Titled Frida Kahlo: Making Herself Up (on until November 4), the show examines Kahlo’s status as a fashion icon.
The vast majority of the pieces were found locked away in a bathroom in La Casa Azul, Kahlo’s former home in Mexico City – now a museum dedicated to her life and work.
They had been placed there after her death in 1954, under the orders of husband Diego Riviera. The archive was only opened again in 2004, revealing an extraordinary treasure trove of letters, textiles and photographs.
The years in the city’s humid climate had taken their toll. Much of the clothing was badly damaged. Over the past 10 years, the Frida Kahlo Museum has undertaken a huge restoration project to safeguard these artefacts for the future. Londoners have been given a rare opportunity to see them outside of Mexico.
Among the most revealing items is a prosthetic leg. Kahlo had part of her leg amputated a few months before her death in 1954, the result of a tram crash in the 1920s that plagued her with excruciating pain over the course of her life. There are also a series of painted corsets, worn to keep her spine upright.

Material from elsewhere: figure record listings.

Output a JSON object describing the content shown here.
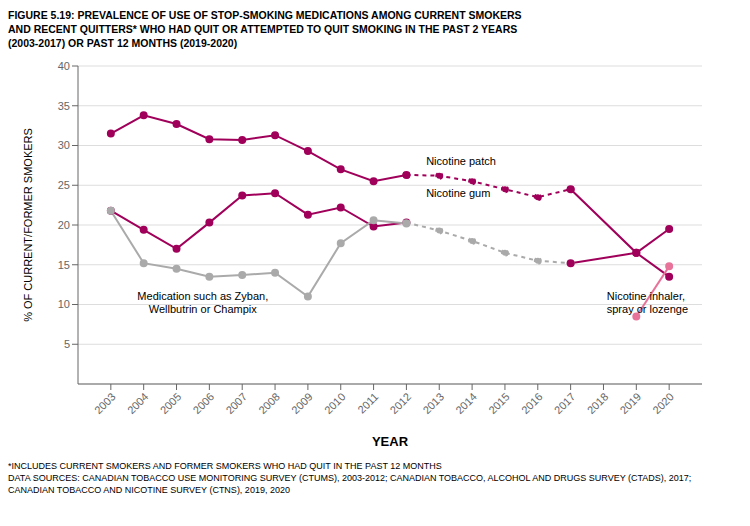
{
  "chart_data": {
    "type": "line",
    "title": "FIGURE 5.19: PREVALENCE OF USE OF STOP-SMOKING MEDICATIONS AMONG CURRENT SMOKERS\nAND RECENT QUITTERS* WHO HAD QUIT OR ATTEMPTED TO QUIT SMOKING IN THE PAST 2 YEARS\n(2003-2017) OR PAST 12 MONTHS (2019-2020)",
    "xlabel": "YEAR",
    "ylabel": "% OF CURRENT/FORMER SMOKERS",
    "footnotes": [
      "*INCLUDES CURRENT SMOKERS AND FORMER SMOKERS WHO HAD QUIT IN THE PAST 12 MONTHS",
      "DATA SOURCES: CANADIAN TOBACCO USE MONITORING SURVEY (CTUMS), 2003-2012; CANADIAN TOBACCO, ALCOHOL AND DRUGS SURVEY (CTADS), 2017;",
      "CANADIAN TOBACCO AND NICOTINE SURVEY (CTNS), 2019, 2020"
    ],
    "x": [
      2003,
      2004,
      2005,
      2006,
      2007,
      2008,
      2009,
      2010,
      2011,
      2012,
      2013,
      2014,
      2015,
      2016,
      2017,
      2019,
      2020
    ],
    "series": [
      {
        "color": "#A0005A",
        "line_style": "solid",
        "values": [
          31.5,
          33.8,
          32.7,
          30.8,
          30.7,
          31.3,
          29.3,
          27.0,
          25.5,
          26.3,
          null,
          null,
          null,
          null,
          null,
          null,
          null
        ]
      },
      {
        "color": "#A0005A",
        "line_style": "dotted",
        "values": [
          null,
          null,
          null,
          null,
          null,
          null,
          null,
          null,
          null,
          26.3,
          26.2,
          25.5,
          24.5,
          23.5,
          24.5,
          null,
          null
        ]
      },
      {
        "color": "#A0005A",
        "line_style": "solid",
        "values": [
          null,
          null,
          null,
          null,
          null,
          null,
          null,
          null,
          null,
          null,
          null,
          null,
          null,
          null,
          24.5,
          16.5,
          19.5
        ]
      },
      {
        "color": "#A0005A",
        "line_style": "solid",
        "values": [
          21.8,
          19.4,
          17.0,
          20.3,
          23.7,
          24.0,
          21.3,
          22.2,
          19.8,
          20.3,
          null,
          null,
          null,
          null,
          null,
          null,
          null
        ]
      },
      {
        "color": "#AAAAAA",
        "line_style": "dotted",
        "values": [
          null,
          null,
          null,
          null,
          null,
          null,
          null,
          null,
          null,
          20.3,
          19.3,
          18.0,
          16.5,
          15.5,
          15.2,
          null,
          null
        ]
      },
      {
        "color": "#A0005A",
        "line_style": "solid",
        "values": [
          null,
          null,
          null,
          null,
          null,
          null,
          null,
          null,
          null,
          null,
          null,
          null,
          null,
          null,
          15.2,
          16.5,
          13.5
        ]
      },
      {
        "color": "#AAAAAA",
        "line_style": "solid",
        "values": [
          21.8,
          15.2,
          14.5,
          13.5,
          13.7,
          14.0,
          11.0,
          17.7,
          20.6,
          20.2,
          null,
          null,
          null,
          null,
          null,
          null,
          null
        ]
      },
      {
        "color": "#E8739A",
        "line_style": "solid",
        "values": [
          null,
          null,
          null,
          null,
          null,
          null,
          null,
          null,
          null,
          null,
          null,
          null,
          null,
          null,
          null,
          8.5,
          14.8
        ]
      }
    ],
    "xlim": [
      2002,
      2021
    ],
    "xticks": [
      2003,
      2004,
      2005,
      2006,
      2007,
      2008,
      2009,
      2010,
      2011,
      2012,
      2013,
      2014,
      2015,
      2016,
      2017,
      2018,
      2019,
      2020
    ],
    "ylim": [
      0,
      40
    ],
    "yticks": [
      5,
      10,
      15,
      20,
      25,
      30,
      35,
      40
    ],
    "grid": true,
    "marker": "circle",
    "annotations": [
      {
        "text": "Nicotine patch",
        "x": 2012.6,
        "y": 27.2
      },
      {
        "text": "Nicotine gum",
        "x": 2012.6,
        "y": 23.2
      },
      {
        "text": "Medication such as Zyban,\nWellbutrin or Champix",
        "x": 2005.8,
        "y": 8.5
      },
      {
        "text": "Nicotine inhaler,\nspray or lozenge",
        "x": 2018.1,
        "y": 8.5
      }
    ]
  }
}
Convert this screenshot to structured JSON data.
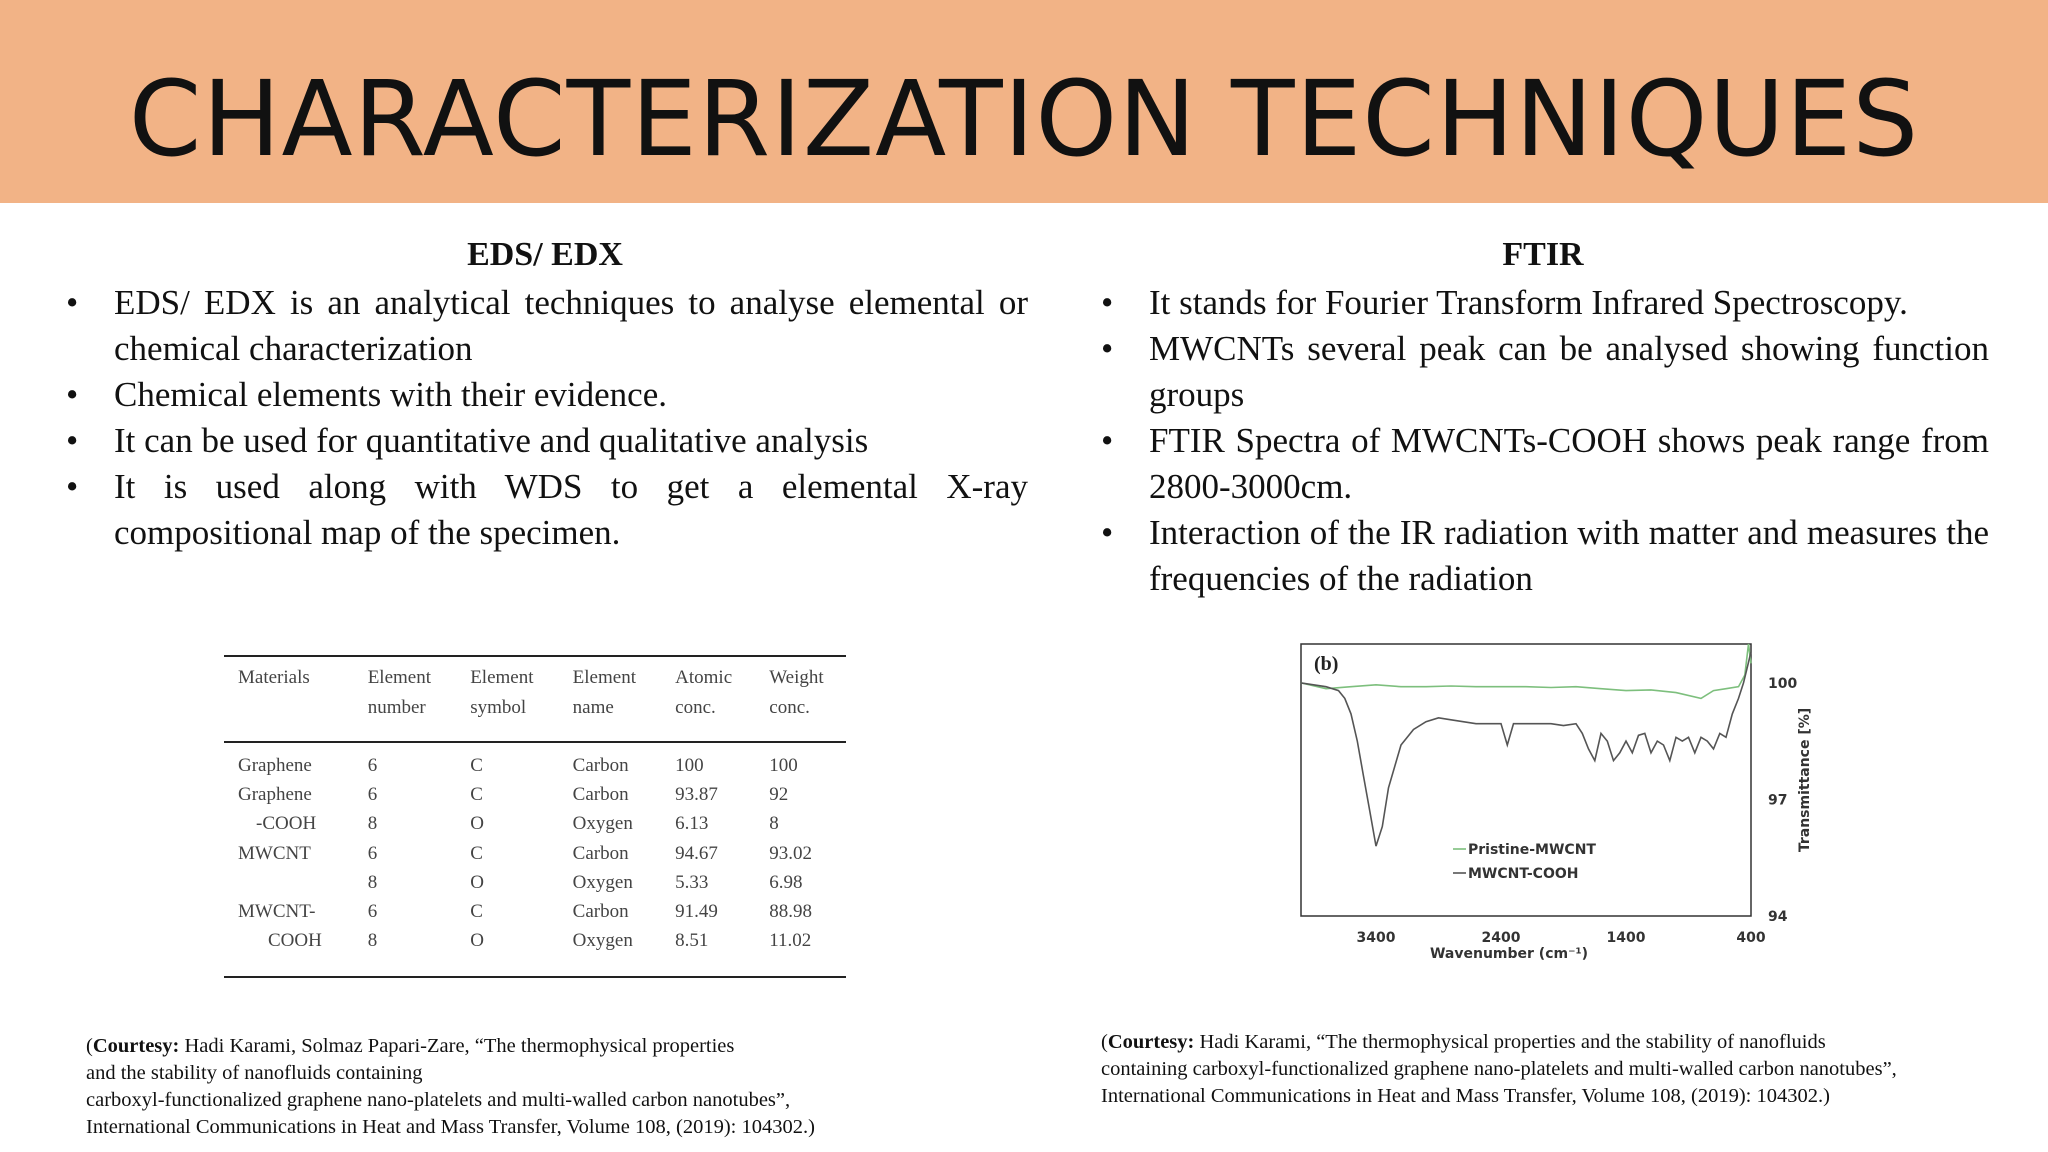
{
  "slide": {
    "title": "CHARACTERIZATION TECHNIQUES"
  },
  "left": {
    "heading": "EDS/ EDX",
    "bullets": [
      "EDS/ EDX is an analytical techniques to analyse elemental or chemical characterization",
      "Chemical elements with their evidence.",
      "It can be used for quantitative and qualitative analysis",
      "It is used along with WDS to get a elemental X-ray compositional map of the specimen."
    ],
    "bullet_symbol": "•"
  },
  "right": {
    "heading": "FTIR",
    "bullets": [
      "It stands for Fourier Transform Infrared Spectroscopy.",
      "MWCNTs several peak can be analysed showing function groups",
      "FTIR Spectra of MWCNTs-COOH shows peak range from 2800-3000cm.",
      "Interaction of the IR radiation with matter and measures the frequencies of the radiation"
    ]
  },
  "table": {
    "headers": [
      [
        "Materials",
        ""
      ],
      [
        "Element",
        "number"
      ],
      [
        "Element",
        "symbol"
      ],
      [
        "Element",
        "name"
      ],
      [
        "Atomic",
        "conc."
      ],
      [
        "Weight",
        "conc."
      ]
    ],
    "rows": [
      [
        "Graphene",
        "6",
        "C",
        "Carbon",
        "100",
        "100"
      ],
      [
        "Graphene",
        "6",
        "C",
        "Carbon",
        "93.87",
        "92"
      ],
      [
        "-COOH",
        "8",
        "O",
        "Oxygen",
        "6.13",
        "8"
      ],
      [
        "MWCNT",
        "6",
        "C",
        "Carbon",
        "94.67",
        "93.02"
      ],
      [
        "",
        "8",
        "O",
        "Oxygen",
        "5.33",
        "6.98"
      ],
      [
        "MWCNT-",
        "6",
        "C",
        "Carbon",
        "91.49",
        "88.98"
      ],
      [
        "COOH",
        "8",
        "O",
        "Oxygen",
        "8.51",
        "11.02"
      ]
    ]
  },
  "chart_data": {
    "type": "line",
    "panel_label": "(b)",
    "xlabel": "Wavenumber (cm⁻¹)",
    "ylabel": "Transmittance [%]",
    "x_ticks": [
      "3400",
      "2400",
      "1400",
      "400"
    ],
    "y_ticks": [
      "100",
      "97",
      "94"
    ],
    "xlim": [
      4000,
      400
    ],
    "ylim": [
      94,
      101
    ],
    "grid": false,
    "legend_position": "bottom-center",
    "series": [
      {
        "name": "Pristine-MWCNT",
        "color": "#7dbf7d",
        "x": [
          4000,
          3800,
          3600,
          3400,
          3200,
          3000,
          2800,
          2600,
          2400,
          2200,
          2000,
          1800,
          1600,
          1400,
          1200,
          1000,
          800,
          700,
          600,
          500,
          450,
          420,
          400
        ],
        "y": [
          100.0,
          99.85,
          99.9,
          99.95,
          99.9,
          99.9,
          99.92,
          99.9,
          99.9,
          99.9,
          99.88,
          99.9,
          99.85,
          99.8,
          99.82,
          99.75,
          99.6,
          99.8,
          99.85,
          99.9,
          100.2,
          101.0,
          100.5
        ]
      },
      {
        "name": "MWCNT-COOH",
        "color": "#555555",
        "x": [
          4000,
          3900,
          3800,
          3700,
          3650,
          3600,
          3550,
          3500,
          3450,
          3400,
          3350,
          3300,
          3200,
          3100,
          3000,
          2900,
          2800,
          2600,
          2400,
          2350,
          2300,
          2200,
          2000,
          1900,
          1800,
          1750,
          1700,
          1650,
          1600,
          1550,
          1500,
          1450,
          1400,
          1350,
          1300,
          1250,
          1200,
          1150,
          1100,
          1050,
          1000,
          950,
          900,
          850,
          800,
          750,
          700,
          650,
          600,
          550,
          500,
          460,
          430,
          400
        ],
        "y": [
          100.0,
          99.95,
          99.9,
          99.8,
          99.6,
          99.2,
          98.5,
          97.6,
          96.7,
          95.8,
          96.3,
          97.3,
          98.4,
          98.8,
          99.0,
          99.1,
          99.05,
          98.95,
          98.95,
          98.4,
          98.95,
          98.95,
          98.95,
          98.9,
          98.95,
          98.7,
          98.3,
          98.0,
          98.7,
          98.5,
          98.0,
          98.2,
          98.5,
          98.2,
          98.65,
          98.7,
          98.2,
          98.5,
          98.4,
          98.0,
          98.6,
          98.5,
          98.6,
          98.2,
          98.6,
          98.5,
          98.3,
          98.7,
          98.6,
          99.2,
          99.6,
          100.0,
          100.4,
          100.8
        ]
      }
    ]
  },
  "courtesy_left": {
    "label": "Courtesy:",
    "lines": [
      " Hadi Karami, Solmaz Papari-Zare,  “The thermophysical properties",
      "and the stability of nanofluids containing",
      " carboxyl-functionalized graphene nano-platelets and multi-walled carbon nanotubes”,",
      "International Communications in Heat and Mass Transfer, Volume 108, (2019): 104302.)"
    ]
  },
  "courtesy_right": {
    "label": "Courtesy:",
    "lines": [
      " Hadi Karami, “The thermophysical properties and the stability of nanofluids",
      "containing carboxyl-functionalized graphene nano-platelets and multi-walled carbon nanotubes”,",
      " International Communications in Heat and Mass Transfer, Volume 108, (2019): 104302.)"
    ]
  }
}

Circe Henestrosa, head of the LASALLE College of the Arts’ school of fashion in Singapore and co-curator of the show, said: “The exhibition will be a very personal experience with deeply individualised objects on show, particularly her corsets, which she decorated and painted, making them appear as though she had explicitly chosen to wear them.
“She included them in her art and in the construction of her style as an essential wardrobe item, almost as a second skin.”
Frida Kahlo’s style was inspired by the traditional clothing she grew up around. Her iconic long embroidered dresses are a stylised take on those worn by women of the Tehuantepec isthmus, one of Mexico’s few matriarchal societies.